Indoor moisture is caused by a variety of factors. Common household activities such as cooking, showering, running washing machines and dishwashers — every activity that uses hot water — adds moisture to the air.

Newer homes are often more subject to condensation because they are constructed with more weathertight materials and methods than homes built before energy costs were a concern. Weatherstripping, improved insulation, vapor varriers, and modern construction techniques are designed to reduce air leakage. At the same time, however, these can act to seal in moisture. Unless provisions are made to allow this moisture to escape, moisture buildup can result.
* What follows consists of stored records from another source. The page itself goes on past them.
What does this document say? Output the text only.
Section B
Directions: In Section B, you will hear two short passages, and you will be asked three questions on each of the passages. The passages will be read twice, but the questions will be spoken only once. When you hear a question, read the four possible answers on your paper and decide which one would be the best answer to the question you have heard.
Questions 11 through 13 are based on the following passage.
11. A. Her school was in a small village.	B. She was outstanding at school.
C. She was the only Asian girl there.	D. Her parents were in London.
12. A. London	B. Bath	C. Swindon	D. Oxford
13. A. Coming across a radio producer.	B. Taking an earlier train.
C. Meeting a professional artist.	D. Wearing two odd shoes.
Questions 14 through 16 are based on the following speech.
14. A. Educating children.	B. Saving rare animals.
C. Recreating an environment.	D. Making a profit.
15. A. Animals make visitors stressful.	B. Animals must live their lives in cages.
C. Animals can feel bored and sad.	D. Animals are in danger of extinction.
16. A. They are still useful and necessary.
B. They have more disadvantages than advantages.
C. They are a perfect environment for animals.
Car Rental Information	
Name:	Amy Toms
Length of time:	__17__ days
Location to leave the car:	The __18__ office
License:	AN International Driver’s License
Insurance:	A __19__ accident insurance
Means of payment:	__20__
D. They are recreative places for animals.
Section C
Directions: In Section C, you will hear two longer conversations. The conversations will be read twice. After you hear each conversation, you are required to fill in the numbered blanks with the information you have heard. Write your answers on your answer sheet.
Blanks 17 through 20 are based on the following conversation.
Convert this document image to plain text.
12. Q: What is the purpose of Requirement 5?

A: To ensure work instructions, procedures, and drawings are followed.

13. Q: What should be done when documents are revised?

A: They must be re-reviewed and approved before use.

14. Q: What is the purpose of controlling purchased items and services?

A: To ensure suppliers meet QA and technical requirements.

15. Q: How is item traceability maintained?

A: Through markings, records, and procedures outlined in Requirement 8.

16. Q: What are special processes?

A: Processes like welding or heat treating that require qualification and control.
Can Window Condensation Be Only Temporary?
There are several instances when temporary window condensation con occur, including:
-During showers and baths, cooking, dishwashing and other steam-producing occasions.
-During the start of each heating session. Houses absorb moisture during humid summers. This will generally dry out after a few weeks of heating.
-During sharp temperature changes. Sudden drops in temperature, especially during the heating season, can create temporary condensation problems.
-During new construction or remodeling. Building materials contain a great deal of moisture. When the heat is turned on this moisture will flow into the air inside the home. It usually will disappear after the first heating season.

What Can Be Done to Reduce Condensation?
– Vent clothes dryers, gas burners, etc. to the outdoors.
– Check that all ventilation equipment is adjusting properly
– Use kitchen and bathroom exhaust fans
– Air out the kitchen, bathroom and laundry room during and after use by opening a window for a few minutes
– Make sure attic louvers remain open all year round and that crawl spaces are properly ventilated.
– Consult a local heating and ventilation contractor to help determine whether ventilation is adequate and when it can be improved
– Insure humidifiers are correctly set according to the outside temperature.